Around 4,000 people have entered Lithuania, some 1,400 have gotten into Poland, and around 400 came to Latvia over the past few months. All three have since declared a state-of-emergency at their borders with Belarus, while also adopting new restrictions on asylum claims.

The letter comes ahead of a meeting of EU interior ministers on Friday, where migratory pressure on the outer rim of the EU's borders will be discussed.

The letter feeds into previous calls by the European Commission to amend the so-called 'Schengen Borders Code' before the end of the year.

The letter says the code has no clear rules in place for when EU states are faced with a so-called "hybrid attack", meaning warfare by non-military means, or with the "political instrumentalisation" of migrants.

The European Commission has repeatedly said it will not finance fences and walls along the borders.

It maintains its stalled pact on migration and asylum offers better solutions to the current fiasco, citing proposals to rapidly screen people at the border under the gaze of an independent rights watchdog.

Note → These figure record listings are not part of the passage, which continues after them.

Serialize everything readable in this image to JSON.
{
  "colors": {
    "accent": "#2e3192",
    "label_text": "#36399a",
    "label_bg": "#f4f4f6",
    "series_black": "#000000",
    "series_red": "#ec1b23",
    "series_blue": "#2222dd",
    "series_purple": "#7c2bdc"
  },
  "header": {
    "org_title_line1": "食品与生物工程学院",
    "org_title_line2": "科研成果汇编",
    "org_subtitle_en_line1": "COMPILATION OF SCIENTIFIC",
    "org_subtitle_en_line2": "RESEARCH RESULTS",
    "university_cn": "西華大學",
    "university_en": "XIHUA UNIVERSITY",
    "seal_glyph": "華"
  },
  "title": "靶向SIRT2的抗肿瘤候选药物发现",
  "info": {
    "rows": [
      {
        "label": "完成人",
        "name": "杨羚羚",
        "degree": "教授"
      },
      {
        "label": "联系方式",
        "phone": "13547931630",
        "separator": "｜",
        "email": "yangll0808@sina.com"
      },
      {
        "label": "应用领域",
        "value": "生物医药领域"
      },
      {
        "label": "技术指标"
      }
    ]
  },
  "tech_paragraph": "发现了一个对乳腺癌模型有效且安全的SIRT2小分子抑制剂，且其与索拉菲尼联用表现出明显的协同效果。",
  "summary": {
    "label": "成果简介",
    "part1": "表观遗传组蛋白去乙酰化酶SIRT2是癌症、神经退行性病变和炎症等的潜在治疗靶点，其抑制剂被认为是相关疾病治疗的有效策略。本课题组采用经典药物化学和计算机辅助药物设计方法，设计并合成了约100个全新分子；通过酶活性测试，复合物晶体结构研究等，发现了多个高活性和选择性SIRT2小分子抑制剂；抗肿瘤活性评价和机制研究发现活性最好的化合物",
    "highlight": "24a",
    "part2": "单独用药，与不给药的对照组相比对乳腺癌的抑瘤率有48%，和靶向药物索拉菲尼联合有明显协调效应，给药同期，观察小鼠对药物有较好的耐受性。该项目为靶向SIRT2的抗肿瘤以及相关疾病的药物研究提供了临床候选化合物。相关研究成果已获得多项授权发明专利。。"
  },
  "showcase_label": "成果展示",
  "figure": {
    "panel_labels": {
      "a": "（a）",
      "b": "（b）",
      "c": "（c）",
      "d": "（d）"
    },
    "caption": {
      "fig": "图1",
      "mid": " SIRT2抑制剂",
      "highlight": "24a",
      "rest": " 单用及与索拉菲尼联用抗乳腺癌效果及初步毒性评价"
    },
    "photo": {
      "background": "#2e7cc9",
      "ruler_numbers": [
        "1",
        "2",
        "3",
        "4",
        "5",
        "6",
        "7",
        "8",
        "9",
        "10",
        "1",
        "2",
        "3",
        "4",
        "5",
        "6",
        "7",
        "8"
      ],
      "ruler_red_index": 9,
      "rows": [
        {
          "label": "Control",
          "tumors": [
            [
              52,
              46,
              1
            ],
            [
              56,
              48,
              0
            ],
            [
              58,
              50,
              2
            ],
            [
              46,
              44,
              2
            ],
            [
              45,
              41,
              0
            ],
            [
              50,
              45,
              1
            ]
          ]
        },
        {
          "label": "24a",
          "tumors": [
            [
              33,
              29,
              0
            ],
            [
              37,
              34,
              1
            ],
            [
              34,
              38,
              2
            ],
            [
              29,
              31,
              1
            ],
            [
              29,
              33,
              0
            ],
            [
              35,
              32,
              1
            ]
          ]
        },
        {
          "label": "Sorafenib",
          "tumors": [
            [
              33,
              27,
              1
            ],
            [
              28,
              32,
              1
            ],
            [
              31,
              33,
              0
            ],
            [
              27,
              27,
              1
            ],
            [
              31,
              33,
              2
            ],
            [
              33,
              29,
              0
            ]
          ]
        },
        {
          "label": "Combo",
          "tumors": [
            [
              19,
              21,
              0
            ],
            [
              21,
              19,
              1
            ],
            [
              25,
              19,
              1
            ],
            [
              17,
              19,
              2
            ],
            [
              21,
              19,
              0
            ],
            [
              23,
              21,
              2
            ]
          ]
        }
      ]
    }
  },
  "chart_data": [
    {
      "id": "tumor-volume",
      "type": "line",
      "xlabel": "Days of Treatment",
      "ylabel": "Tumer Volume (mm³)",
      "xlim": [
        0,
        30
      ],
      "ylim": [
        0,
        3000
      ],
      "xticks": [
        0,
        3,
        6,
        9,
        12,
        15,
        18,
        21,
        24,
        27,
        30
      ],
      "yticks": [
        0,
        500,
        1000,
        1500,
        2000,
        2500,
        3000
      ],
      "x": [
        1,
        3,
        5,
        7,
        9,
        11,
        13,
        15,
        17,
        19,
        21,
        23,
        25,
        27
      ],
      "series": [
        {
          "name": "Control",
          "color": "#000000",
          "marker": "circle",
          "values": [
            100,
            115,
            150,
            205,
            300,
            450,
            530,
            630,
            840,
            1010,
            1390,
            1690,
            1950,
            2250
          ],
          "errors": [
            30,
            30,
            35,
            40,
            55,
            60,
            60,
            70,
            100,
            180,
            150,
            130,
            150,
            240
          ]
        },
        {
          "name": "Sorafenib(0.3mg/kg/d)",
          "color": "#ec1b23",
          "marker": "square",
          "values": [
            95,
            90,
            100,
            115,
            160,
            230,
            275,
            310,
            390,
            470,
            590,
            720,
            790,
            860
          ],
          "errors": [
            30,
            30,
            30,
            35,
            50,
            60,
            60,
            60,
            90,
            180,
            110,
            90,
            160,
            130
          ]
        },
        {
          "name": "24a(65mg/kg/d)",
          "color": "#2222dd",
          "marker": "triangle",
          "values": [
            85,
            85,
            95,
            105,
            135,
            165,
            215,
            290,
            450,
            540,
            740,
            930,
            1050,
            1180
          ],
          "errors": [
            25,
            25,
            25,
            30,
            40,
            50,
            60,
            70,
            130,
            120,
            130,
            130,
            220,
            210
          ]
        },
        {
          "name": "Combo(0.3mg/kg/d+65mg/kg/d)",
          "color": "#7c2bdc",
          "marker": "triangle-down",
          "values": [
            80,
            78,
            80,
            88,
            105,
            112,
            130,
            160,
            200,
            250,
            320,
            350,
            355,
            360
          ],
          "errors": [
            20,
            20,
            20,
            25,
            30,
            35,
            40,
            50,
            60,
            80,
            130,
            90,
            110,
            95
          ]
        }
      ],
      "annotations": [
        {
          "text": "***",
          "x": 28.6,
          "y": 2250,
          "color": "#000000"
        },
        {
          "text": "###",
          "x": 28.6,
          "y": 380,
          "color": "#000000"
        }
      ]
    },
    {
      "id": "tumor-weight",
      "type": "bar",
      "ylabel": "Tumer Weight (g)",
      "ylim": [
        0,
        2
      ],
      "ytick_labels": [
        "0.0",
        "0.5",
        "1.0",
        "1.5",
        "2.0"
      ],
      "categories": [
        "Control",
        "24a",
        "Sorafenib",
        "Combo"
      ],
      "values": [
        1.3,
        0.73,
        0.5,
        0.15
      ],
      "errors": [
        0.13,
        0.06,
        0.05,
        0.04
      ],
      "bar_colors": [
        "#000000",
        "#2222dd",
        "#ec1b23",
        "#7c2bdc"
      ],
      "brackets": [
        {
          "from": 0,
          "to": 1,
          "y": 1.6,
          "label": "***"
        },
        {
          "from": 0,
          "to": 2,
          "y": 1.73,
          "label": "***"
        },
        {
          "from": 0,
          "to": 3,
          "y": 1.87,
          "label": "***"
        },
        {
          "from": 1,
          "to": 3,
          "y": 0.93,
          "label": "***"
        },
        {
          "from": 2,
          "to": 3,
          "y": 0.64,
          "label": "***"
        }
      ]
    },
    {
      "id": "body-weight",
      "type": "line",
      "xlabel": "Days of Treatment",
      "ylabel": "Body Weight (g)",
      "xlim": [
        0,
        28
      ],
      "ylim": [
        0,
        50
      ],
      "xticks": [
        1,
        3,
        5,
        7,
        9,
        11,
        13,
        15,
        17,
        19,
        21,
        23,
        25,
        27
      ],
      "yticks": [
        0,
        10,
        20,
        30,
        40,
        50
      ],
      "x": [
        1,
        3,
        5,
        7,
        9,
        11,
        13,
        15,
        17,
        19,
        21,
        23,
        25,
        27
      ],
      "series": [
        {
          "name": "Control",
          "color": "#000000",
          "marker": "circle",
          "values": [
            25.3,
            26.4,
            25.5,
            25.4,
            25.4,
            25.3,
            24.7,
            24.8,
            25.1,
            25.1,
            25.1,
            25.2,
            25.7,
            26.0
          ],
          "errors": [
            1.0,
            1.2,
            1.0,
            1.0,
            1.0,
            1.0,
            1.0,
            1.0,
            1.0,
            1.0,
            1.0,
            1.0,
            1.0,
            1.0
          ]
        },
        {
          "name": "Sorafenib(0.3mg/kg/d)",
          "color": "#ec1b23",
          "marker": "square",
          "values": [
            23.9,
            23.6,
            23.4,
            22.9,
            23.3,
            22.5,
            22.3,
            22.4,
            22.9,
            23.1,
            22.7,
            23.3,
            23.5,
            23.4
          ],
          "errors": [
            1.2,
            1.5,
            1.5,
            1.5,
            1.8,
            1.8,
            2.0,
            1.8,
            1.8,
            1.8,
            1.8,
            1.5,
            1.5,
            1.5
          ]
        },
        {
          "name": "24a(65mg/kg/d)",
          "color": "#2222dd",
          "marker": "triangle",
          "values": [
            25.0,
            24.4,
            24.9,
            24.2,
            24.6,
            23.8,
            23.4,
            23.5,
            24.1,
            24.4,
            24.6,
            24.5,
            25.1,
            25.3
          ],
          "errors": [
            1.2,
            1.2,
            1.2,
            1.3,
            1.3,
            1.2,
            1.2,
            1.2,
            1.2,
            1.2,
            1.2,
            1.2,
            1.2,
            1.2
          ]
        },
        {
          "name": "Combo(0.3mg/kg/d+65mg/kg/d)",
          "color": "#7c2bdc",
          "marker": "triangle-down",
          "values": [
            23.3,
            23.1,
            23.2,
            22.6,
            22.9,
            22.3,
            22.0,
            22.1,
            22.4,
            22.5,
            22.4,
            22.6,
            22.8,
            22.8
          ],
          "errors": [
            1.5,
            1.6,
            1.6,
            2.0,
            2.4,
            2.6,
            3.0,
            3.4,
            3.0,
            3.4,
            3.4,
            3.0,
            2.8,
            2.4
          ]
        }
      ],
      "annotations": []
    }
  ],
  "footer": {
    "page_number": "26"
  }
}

But that pact still needs to be agreed upon by the EU institutions - a project that could take years before it is fine-tuned and implemented.

Tom Snels, a deputy head in Johansson's cabinet, on Thursday also noted that border-crossing points needed to stay open even in emergencies.

"Even the Polish government agreed, in the council recommendation in the context of Covid, that borders cannot be closed fully and completely even with a global pandemic," he said.

And asylum seekers also qualified as "essential" travellers, he added.

Meanwhile, EU states have already started, completed, or announced plans to build walls along their outer borders.

In August, Lithuania's state border guard service proposed a €150m, 4-metre high welded wire mesh fence along its 500km border with Belarus.

Lithuanian prime minister Ingrida Šimonytė said it would be finished by September 2022.

Poland has announced a 2.5-metre high wall modelled on one built by Hungary on its border with Serbia in 2015.

And Greece has built a 40km-fence on its border with Turkey to keep out potential Afghan refugees.

Some Belarusian border guards have been cutting Polish barbed wire to help migrants get through, the head of Poland's ruling Law and Justice party, Jarosław Kaczyński, said at a conference in Białystock, Poland, on Thursday.

"We've already decided, also in terms of financial planning, to build a very serious barrier [on the border]. Not the kind of barrier built so far, but one which is not easy to break," he said.